IndiaTechOnline Budget Special:
C O M M E N T / INDUSTRY VOICESIndia’s Infotech industry that contributes so significantly to the national kitty, gets short shrift from the Finance Minister in his national budget for 2010-11.
To give with one hand and take back with the other, is an adroit act of gymnastics that India’s finance ministers are no strangers to. Pranab Mukherjee has elevated it to the level of an art – at least in so far as the Infotech industry is considered. Industries that have units functioning from inside the special economic zones enjoy significant exemptions for 15 years- 100% of profits from exports are tax exempt in the first five years, 50% in the next five and 50% in the last five years provided the profits are invested in specified areas. But much of what they gain by these fiscal incentives is taken back as Minimum Additional Tax or MAT-- a tax that has to be paid by the companies that are enjoying tax benefits or tax exemption under other schemes. Industry has been asking for MAT to be pared to reasonable levels – say 10 percent from the present 15 %. The Finance Minister has done the opposite: he has upped it to 18 %.
Similarly Domestic companies will get some relief as they are now asked to pay lower surcharge of 7.5 %on their tax liabilities… but by increasing MAT by 3 %, the Minister has ensured that what they gain on the swings, they lose on the roundabouts.
In another instance of biting the hand that has been feeding it, the government has done nothing to remove the uncertainty about continuing the benefits extended to units in software technology parks beyond 2011. The ‘ tenants’ are overwhelmingly ‘ small guys’, micro, small and medium sized IT units and as things stand they will lose all the benefits that bigger players in the Special Economic Zones will continue to enjoy.
So much for corporate IT. What about lay users of technology? There is nothing to show that government that touts its resolve to empower its billion plus citizens through information technology is willing to put its money where its mouth is – and make PCs and internet more affordable.
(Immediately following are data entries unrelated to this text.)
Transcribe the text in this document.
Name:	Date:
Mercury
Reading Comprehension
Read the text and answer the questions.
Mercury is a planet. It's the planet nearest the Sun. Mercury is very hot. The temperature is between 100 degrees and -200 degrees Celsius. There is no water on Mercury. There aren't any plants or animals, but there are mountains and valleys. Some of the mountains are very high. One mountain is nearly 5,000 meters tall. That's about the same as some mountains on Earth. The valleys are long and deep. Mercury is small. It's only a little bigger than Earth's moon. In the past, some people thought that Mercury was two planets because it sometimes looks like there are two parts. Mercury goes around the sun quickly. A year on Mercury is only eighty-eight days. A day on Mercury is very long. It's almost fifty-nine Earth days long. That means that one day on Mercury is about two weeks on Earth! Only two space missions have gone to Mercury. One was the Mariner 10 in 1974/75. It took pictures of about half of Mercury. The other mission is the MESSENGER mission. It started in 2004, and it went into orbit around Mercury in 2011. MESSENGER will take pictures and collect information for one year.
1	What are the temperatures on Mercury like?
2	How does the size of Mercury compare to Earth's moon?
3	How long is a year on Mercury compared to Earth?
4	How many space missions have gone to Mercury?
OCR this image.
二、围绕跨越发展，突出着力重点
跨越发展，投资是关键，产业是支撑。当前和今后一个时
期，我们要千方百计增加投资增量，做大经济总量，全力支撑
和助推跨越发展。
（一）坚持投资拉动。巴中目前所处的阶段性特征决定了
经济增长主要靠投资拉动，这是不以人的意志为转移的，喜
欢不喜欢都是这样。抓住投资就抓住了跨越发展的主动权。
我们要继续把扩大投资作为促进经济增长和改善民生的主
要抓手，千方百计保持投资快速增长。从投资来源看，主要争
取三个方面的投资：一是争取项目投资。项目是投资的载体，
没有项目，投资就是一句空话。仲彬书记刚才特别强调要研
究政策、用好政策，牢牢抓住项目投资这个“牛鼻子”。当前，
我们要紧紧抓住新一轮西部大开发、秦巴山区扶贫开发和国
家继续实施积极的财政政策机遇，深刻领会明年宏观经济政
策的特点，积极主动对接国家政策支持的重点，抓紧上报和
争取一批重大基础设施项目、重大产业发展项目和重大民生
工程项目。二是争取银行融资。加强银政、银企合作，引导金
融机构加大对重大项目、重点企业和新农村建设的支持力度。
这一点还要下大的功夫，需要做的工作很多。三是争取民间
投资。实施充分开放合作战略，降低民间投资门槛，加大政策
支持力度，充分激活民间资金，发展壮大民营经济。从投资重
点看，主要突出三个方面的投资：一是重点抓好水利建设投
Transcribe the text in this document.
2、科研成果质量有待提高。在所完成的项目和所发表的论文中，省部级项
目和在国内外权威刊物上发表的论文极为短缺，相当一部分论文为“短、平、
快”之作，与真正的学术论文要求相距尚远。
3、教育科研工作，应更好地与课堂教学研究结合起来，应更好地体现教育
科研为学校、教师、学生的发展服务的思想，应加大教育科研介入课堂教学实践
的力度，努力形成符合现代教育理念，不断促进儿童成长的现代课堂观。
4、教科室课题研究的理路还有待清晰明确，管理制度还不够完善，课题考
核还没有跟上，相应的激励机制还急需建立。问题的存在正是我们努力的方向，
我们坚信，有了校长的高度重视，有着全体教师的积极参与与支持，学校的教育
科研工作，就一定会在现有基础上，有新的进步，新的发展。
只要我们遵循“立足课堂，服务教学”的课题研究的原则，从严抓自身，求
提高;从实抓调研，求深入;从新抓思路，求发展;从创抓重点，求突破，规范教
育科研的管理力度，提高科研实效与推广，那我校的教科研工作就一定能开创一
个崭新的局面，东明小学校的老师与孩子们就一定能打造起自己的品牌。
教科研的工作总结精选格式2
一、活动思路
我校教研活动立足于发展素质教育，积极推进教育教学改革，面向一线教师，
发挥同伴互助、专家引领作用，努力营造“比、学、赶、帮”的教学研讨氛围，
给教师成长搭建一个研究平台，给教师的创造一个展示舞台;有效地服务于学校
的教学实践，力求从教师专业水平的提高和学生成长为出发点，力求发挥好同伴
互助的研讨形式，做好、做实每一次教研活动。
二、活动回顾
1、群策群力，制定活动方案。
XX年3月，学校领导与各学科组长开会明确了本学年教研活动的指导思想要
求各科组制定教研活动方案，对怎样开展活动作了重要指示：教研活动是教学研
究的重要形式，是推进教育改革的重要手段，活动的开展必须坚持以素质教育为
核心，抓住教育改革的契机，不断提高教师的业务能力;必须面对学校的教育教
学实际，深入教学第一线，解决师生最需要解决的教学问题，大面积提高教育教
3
So the Usual Suspects from among the industry, who every year venture to comment on the budget’s fillip ( or otherwise) to the IT sector have been reduced to desperately searching for some nice things to say so that they can slip in the odd grumble. There are clearly no yelps of joy – and the need to be seen as politically correct makes some of them resort to polite if meaningless phrases. But who are we to criticize? They have a tough enough year ahead. You can judge for yourself from Infotech India’s leading voices , quoted here in no particular order: Here’s to insightful reading!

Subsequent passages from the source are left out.